In my CI-setup I'm compiling my C-code to a number of different architectures (x86_64-linux-gnu, i386-linux-gnu
, aarch64-linux-gnu
, arm-linux-gnueabihf
, x86_64-apple-darwin
, i386-apple-darwin
, i686-w64-mingw32
, x86_64-w64-mingw32
,...).
I can add new architectures (at least for the *-linux-gnu) simply by "enabling them".
The same CI-configuration is used for a number of projects (with different developers), and strives to be practically "zero config" (as in: "drop this CI-configuration in your project and forget about it, the rest will be taken care of for you").
Some of the targets are being compiled natively, others are cross-compiled. some cross-compiled architectures are runnable on the build machines (e.g. i could run the i386-apple-darwin
binaries on the x86_64-apple-darwin
), others are incompatible (e.g. i cannot run aarch64-linux-gnu binaries
on the x86_64-linux-gnu builder
).
Everything works great so far.
However, I would also like to run unit-tests during the CI - but only if the unit-tests can actually be executed on the build machine. I'm not interested at all in getting a lot of failed tests simply because I'm cross-building binaries.
To complicate things a bit, what I'm building are not self-contained executables, but plugins that are dlopen()ed (or whatever is the equivalent on the target platform) by a host application.
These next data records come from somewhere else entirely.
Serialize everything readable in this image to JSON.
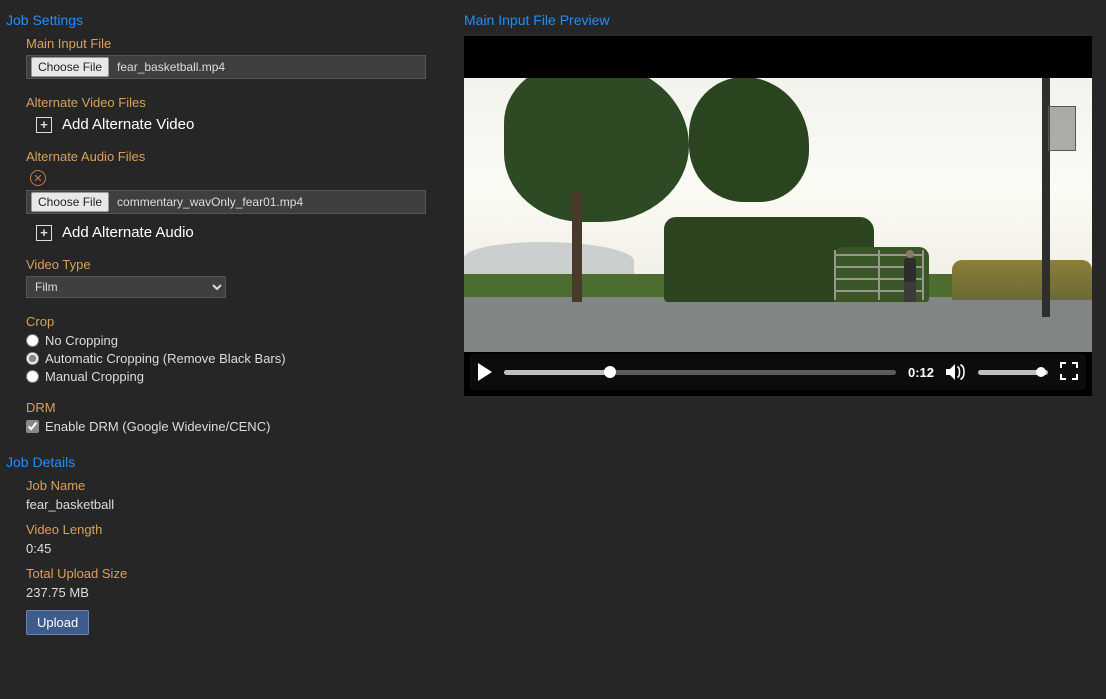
{
  "job_settings": {
    "title": "Job Settings",
    "main_input": {
      "label": "Main Input File",
      "choose_btn": "Choose File",
      "filename": "fear_basketball.mp4"
    },
    "alt_video": {
      "label": "Alternate Video Files",
      "add_label": "Add Alternate Video"
    },
    "alt_audio": {
      "label": "Alternate Audio Files",
      "choose_btn": "Choose File",
      "filename": "commentary_wavOnly_fear01.mp4",
      "add_label": "Add Alternate Audio"
    },
    "video_type": {
      "label": "Video Type",
      "selected": "Film"
    },
    "crop": {
      "label": "Crop",
      "options": {
        "none": "No Cropping",
        "auto": "Automatic Cropping (Remove Black Bars)",
        "manual": "Manual Cropping"
      },
      "selected": "auto"
    },
    "drm": {
      "label": "DRM",
      "checkbox_label": "Enable DRM (Google Widevine/CENC)",
      "checked": true
    }
  },
  "job_details": {
    "title": "Job Details",
    "name_label": "Job Name",
    "name_value": "fear_basketball",
    "length_label": "Video Length",
    "length_value": "0:45",
    "size_label": "Total Upload Size",
    "size_value": "237.75 MB",
    "upload_btn": "Upload"
  },
  "preview": {
    "title": "Main Input File Preview",
    "time": "0:12"
  }
}
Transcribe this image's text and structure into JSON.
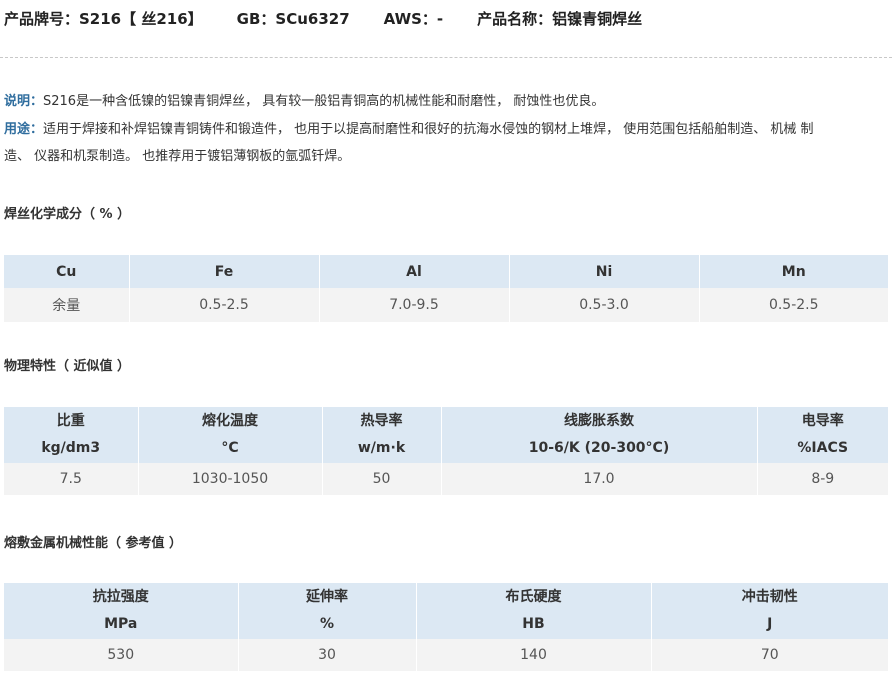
{
  "header": {
    "model": "产品牌号：S216【 丝216】",
    "gb": "GB：SCu6327",
    "aws": "AWS：-",
    "name": "产品名称：铝镍青铜焊丝"
  },
  "description": {
    "label": "说明：",
    "text": "S216是一种含低镍的铝镍青铜焊丝， 具有较一般铝青铜高的机械性能和耐磨性， 耐蚀性也优良。"
  },
  "usage": {
    "label": "用途：",
    "text_line1": "适用于焊接和补焊铝镍青铜铸件和锻造件， 也用于以提高耐磨性和很好的抗海水侵蚀的钢材上堆焊， 使用范围包括船舶制造、 机械 制",
    "text_line2": "造、 仪器和机泵制造。 也推荐用于镀铝薄钢板的氩弧钎焊。"
  },
  "composition": {
    "title": "焊丝化学成分（ % ）",
    "headers": [
      "Cu",
      "Fe",
      "Al",
      "Ni",
      "Mn"
    ],
    "values": [
      "余量",
      "0.5-2.5",
      "7.0-9.5",
      "0.5-3.0",
      "0.5-2.5"
    ]
  },
  "physical": {
    "title": "物理特性（ 近似值 ）",
    "headers": [
      {
        "name": "比重",
        "unit": "kg/dm3"
      },
      {
        "name": "熔化温度",
        "unit": "°C"
      },
      {
        "name": "热导率",
        "unit": "w/m·k"
      },
      {
        "name": "线膨胀系数",
        "unit": "10-6/K (20-300°C)"
      },
      {
        "name": "电导率",
        "unit": "%IACS"
      }
    ],
    "values": [
      "7.5",
      "1030-1050",
      "50",
      "17.0",
      "8-9"
    ]
  },
  "mechanical": {
    "title": "熔敷金属机械性能（ 参考值 ）",
    "headers": [
      {
        "name": "抗拉强度",
        "unit": "MPa"
      },
      {
        "name": "延伸率",
        "unit": "%"
      },
      {
        "name": "布氏硬度",
        "unit": "HB"
      },
      {
        "name": "冲击韧性",
        "unit": "J"
      }
    ],
    "values": [
      "530",
      "30",
      "140",
      "70"
    ]
  },
  "colors": {
    "label_blue": "#2f6d9e",
    "header_bg": "#dce8f3",
    "cell_bg": "#f3f3f3"
  }
}
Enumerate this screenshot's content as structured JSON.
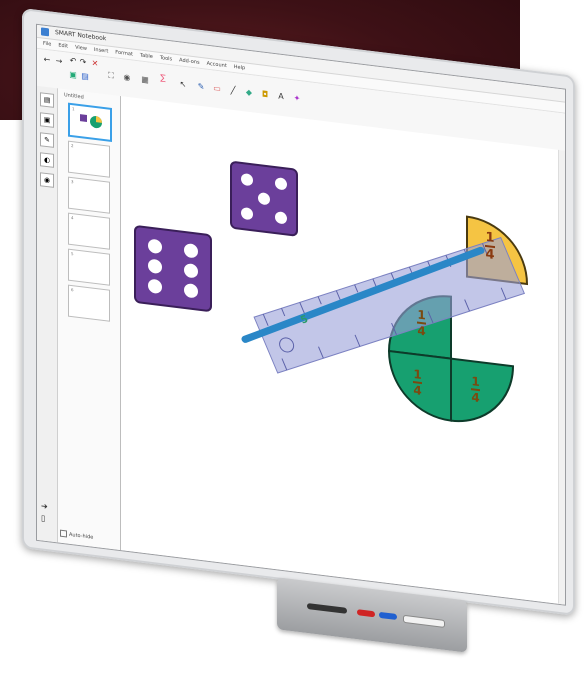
{
  "window": {
    "title": "SMART Notebook"
  },
  "menu": {
    "items": [
      "File",
      "Edit",
      "View",
      "Insert",
      "Format",
      "Table",
      "Tools",
      "Add-ons",
      "Account",
      "Help"
    ]
  },
  "toolbar": {
    "icons": [
      "back-icon",
      "forward-icon",
      "add-page-icon",
      "undo-icon",
      "redo-icon",
      "delete-icon",
      "screen-shade-icon",
      "fullscreen-icon",
      "document-camera-icon",
      "table-icon",
      "math-icon",
      "select-icon",
      "pen-icon",
      "eraser-icon",
      "line-icon",
      "shape-icon",
      "fill-icon",
      "text-icon",
      "magic-pen-icon"
    ]
  },
  "sorter": {
    "title": "Untitled",
    "thumbs": [
      "1",
      "2",
      "3",
      "4",
      "5",
      "6"
    ]
  },
  "autohide": {
    "label": "Auto-hide"
  },
  "canvas": {
    "dice": [
      {
        "pips": 5
      },
      {
        "pips": 6
      }
    ],
    "fractions": [
      {
        "num": "1",
        "den": "4",
        "color": "#f5c443"
      },
      {
        "num": "1",
        "den": "4",
        "color": "#17a070"
      },
      {
        "num": "1",
        "den": "4",
        "color": "#17a070"
      },
      {
        "num": "1",
        "den": "4",
        "color": "#17a070"
      }
    ],
    "ruler_number": "5",
    "colors": {
      "die": "#6b3f9b",
      "ruler": "#9aa0d8",
      "line": "#2a87c7"
    }
  }
}
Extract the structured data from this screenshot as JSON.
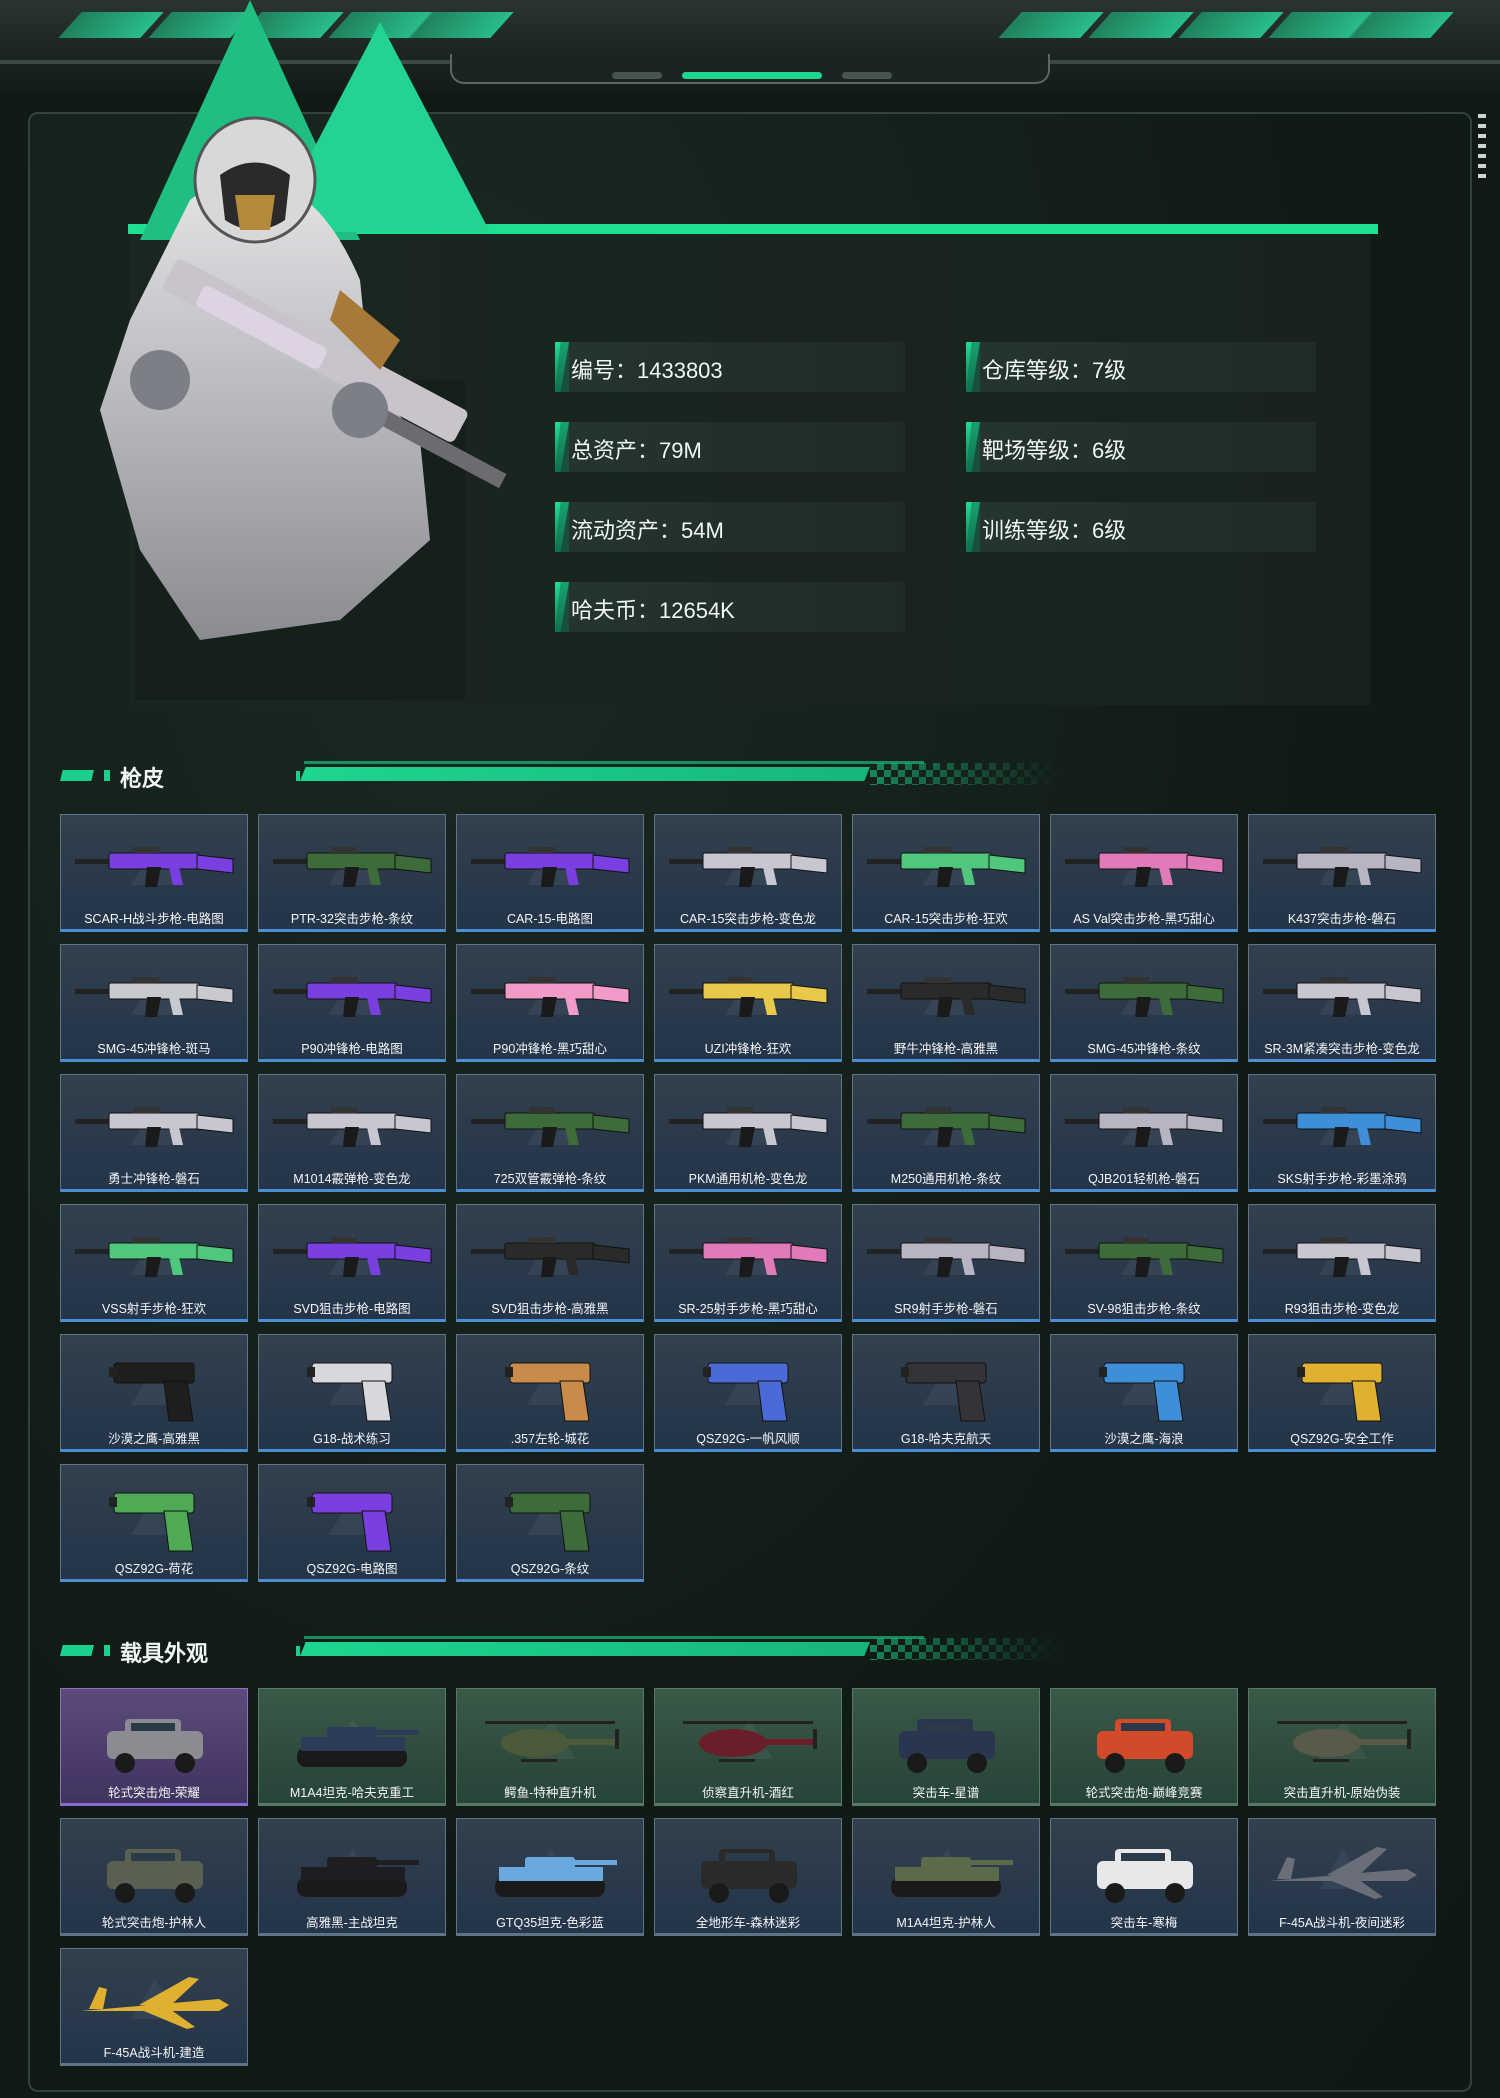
{
  "profile": {
    "stats_left": [
      "编号：1433803",
      "总资产：79M",
      "流动资产：54M",
      "哈夫币：12654K"
    ],
    "stats_right": [
      "仓库等级：7级",
      "靶场等级：6级",
      "训练等级：6级"
    ]
  },
  "sections": {
    "gun_skins": {
      "title": "枪皮",
      "items": [
        "SCAR-H战斗步枪-电路图",
        "PTR-32突击步枪-条纹",
        "CAR-15-电路图",
        "CAR-15突击步枪-变色龙",
        "CAR-15突击步枪-狂欢",
        "AS Val突击步枪-黑巧甜心",
        "K437突击步枪-磐石",
        "SMG-45冲锋枪-斑马",
        "P90冲锋枪-电路图",
        "P90冲锋枪-黑巧甜心",
        "UZI冲锋枪-狂欢",
        "野牛冲锋枪-高雅黑",
        "SMG-45冲锋枪-条纹",
        "SR-3M紧凑突击步枪-变色龙",
        "勇士冲锋枪-磐石",
        "M1014霰弹枪-变色龙",
        "725双管霰弹枪-条纹",
        "PKM通用机枪-变色龙",
        "M250通用机枪-条纹",
        "QJB201轻机枪-磐石",
        "SKS射手步枪-彩墨涂鸦",
        "VSS射手步枪-狂欢",
        "SVD狙击步枪-电路图",
        "SVD狙击步枪-高雅黑",
        "SR-25射手步枪-黑巧甜心",
        "SR9射手步枪-磐石",
        "SV-98狙击步枪-条纹",
        "R93狙击步枪-变色龙",
        "沙漠之鹰-高雅黑",
        "G18-战术练习",
        ".357左轮-城花",
        "QSZ92G-一帆风顺",
        "G18-哈夫克航天",
        "沙漠之鹰-海浪",
        "QSZ92G-安全工作",
        "QSZ92G-荷花",
        "QSZ92G-电路图",
        "QSZ92G-条纹"
      ]
    },
    "vehicles": {
      "title": "载具外观",
      "items": [
        "轮式突击炮-荣耀",
        "M1A4坦克-哈夫克重工",
        "鳄鱼-特种直升机",
        "侦察直升机-酒红",
        "突击车-星谱",
        "轮式突击炮-巅峰竞赛",
        "突击直升机-原始伪装",
        "轮式突击炮-护林人",
        "高雅黑-主战坦克",
        "GTQ35坦克-色彩蓝",
        "全地形车-森林迷彩",
        "M1A4坦克-护林人",
        "突击车-寒梅",
        "F-45A战斗机-夜间迷彩",
        "F-45A战斗机-建造"
      ]
    }
  },
  "colors": {
    "accent": "#1de090",
    "card_bg": "#2a3a4b",
    "vehicle_bg": "#2f4b3d"
  }
}
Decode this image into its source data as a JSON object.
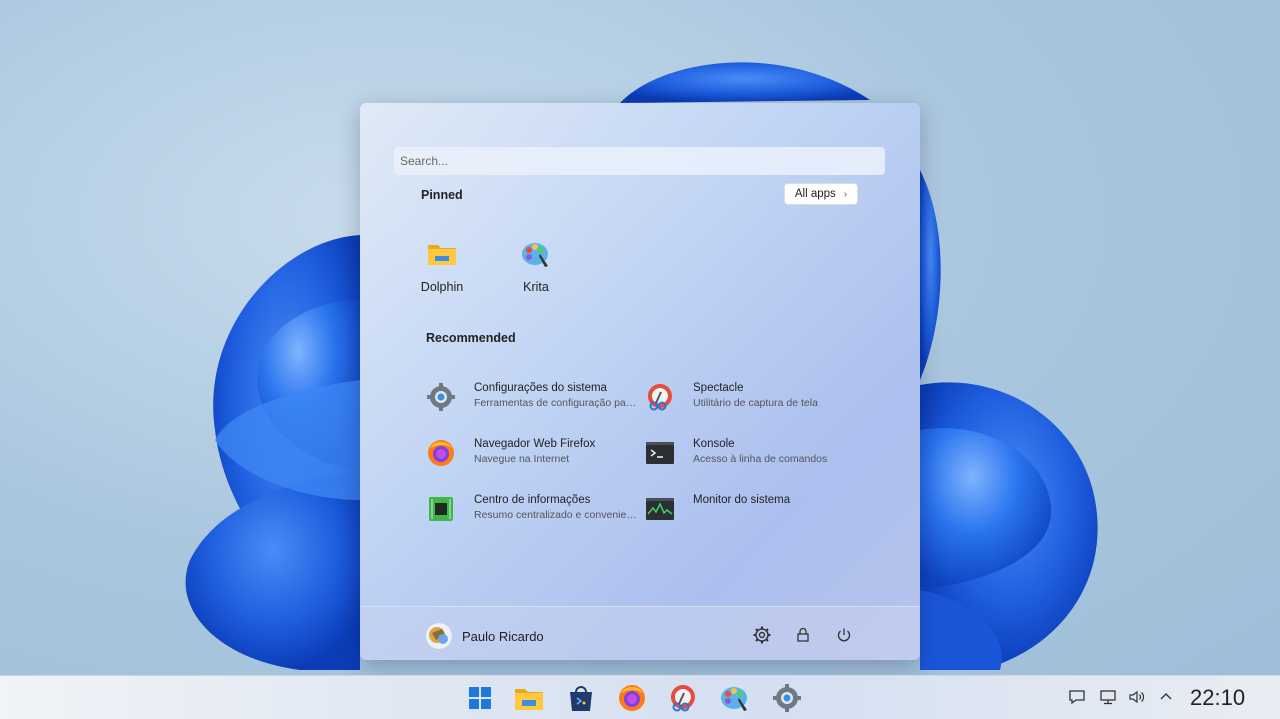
{
  "search": {
    "placeholder": "Search..."
  },
  "pinned": {
    "title": "Pinned",
    "all_apps_label": "All apps",
    "apps": [
      {
        "label": "Dolphin",
        "icon": "folder-icon"
      },
      {
        "label": "Krita",
        "icon": "krita-icon"
      }
    ]
  },
  "recommended": {
    "title": "Recommended",
    "items": [
      {
        "title": "Configurações do sistema",
        "subtitle": "Ferramentas de configuração para o computador",
        "icon": "gear-icon"
      },
      {
        "title": "Spectacle",
        "subtitle": "Utilitário de captura de tela",
        "icon": "spectacle-icon"
      },
      {
        "title": "Navegador Web Firefox",
        "subtitle": "Navegue na Internet",
        "icon": "firefox-icon"
      },
      {
        "title": "Konsole",
        "subtitle": "Acesso à linha de comandos",
        "icon": "terminal-icon"
      },
      {
        "title": "Centro de informações",
        "subtitle": "Resumo centralizado e conveniente das informações do sistema",
        "icon": "chip-icon"
      },
      {
        "title": "Monitor do sistema",
        "subtitle": "",
        "icon": "system-monitor-icon"
      }
    ]
  },
  "footer": {
    "user_name": "Paulo Ricardo",
    "buttons": [
      "settings-icon",
      "lock-icon",
      "power-icon"
    ]
  },
  "taskbar": {
    "apps": [
      "start-icon",
      "dolphin-icon",
      "discover-icon",
      "firefox-icon",
      "spectacle-icon",
      "krita-icon",
      "settings-icon"
    ],
    "tray": [
      "notifications-icon",
      "network-icon",
      "volume-icon",
      "chevron-up-icon"
    ],
    "clock": "22:10"
  },
  "colors": {
    "accent": "#1e6bd6",
    "wallpaper_blue": "#1f5fe0",
    "background": "#a9c6de"
  }
}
The host application is typically slow to startup, so I'd like to avoid running it if it cannot use the plugins anyhow. Building plugins also means that I cannot just try-run them.
I'm using the GNU toolchain (make, gcc), or at least something compatible (like clang)).
In my first attempt to check whether I am cross-compiling, I compare the target-architecture of the build process (as returned by ${CC} -dumpmachine
) with the architecture of GNU make (GNU make will output the architecture triplet used to build make itself when invoked with the -v
flag).
Something like the following works surprisingly well, at least for the *-linux-gnu
targets:
if make --version | egrep ${TARGETARCH:-$(${CC:-cc} -dumpmachine) >/dev/null; then
echo "native compilation"
else
echo "cross compiling"
fi
However, it doesn't work at all on Windows/MinGW (when doing a native build, gcc targets x86_64-w64-mingw32
but make was built for x86_64-pc-msys
; and worse when building 32bit binaries which are of course fully runnable) or macOS (gcc says x86_64-apple-darwin18.0.0
, make says i386-apple-darwin11.3.0
(don't ask me why)).
It's becoming even more of an issue, as, while I am writing this and doing some checks I noticed that even on Linux I get differences like x86_64-pc-linux-gnu
vs x86_64-linux-gnu
; these differences haven't emerged on my CI-builders yet, but I'm sure that's only a matter of time).
So, I'm looking for a more robust solution to detect whether my build-host will be able to run the produced binaries, and skip unit-tests if it does not.
Perhaps include an extra unit-test that is directly runnable, just a "hello world" or return EXIT_SUCCESS;
, and if it fails, skip all the other plugin tests of that architecture?
Fun fact: on Linux at least, a shared library (ELF shared object) can have an entry point and be executable. (That's how PIE executables are made; what used to be a silly compiler / linker trick is now the default.) IDK if it would be useful to bake a main
into one of your existing plugin tests.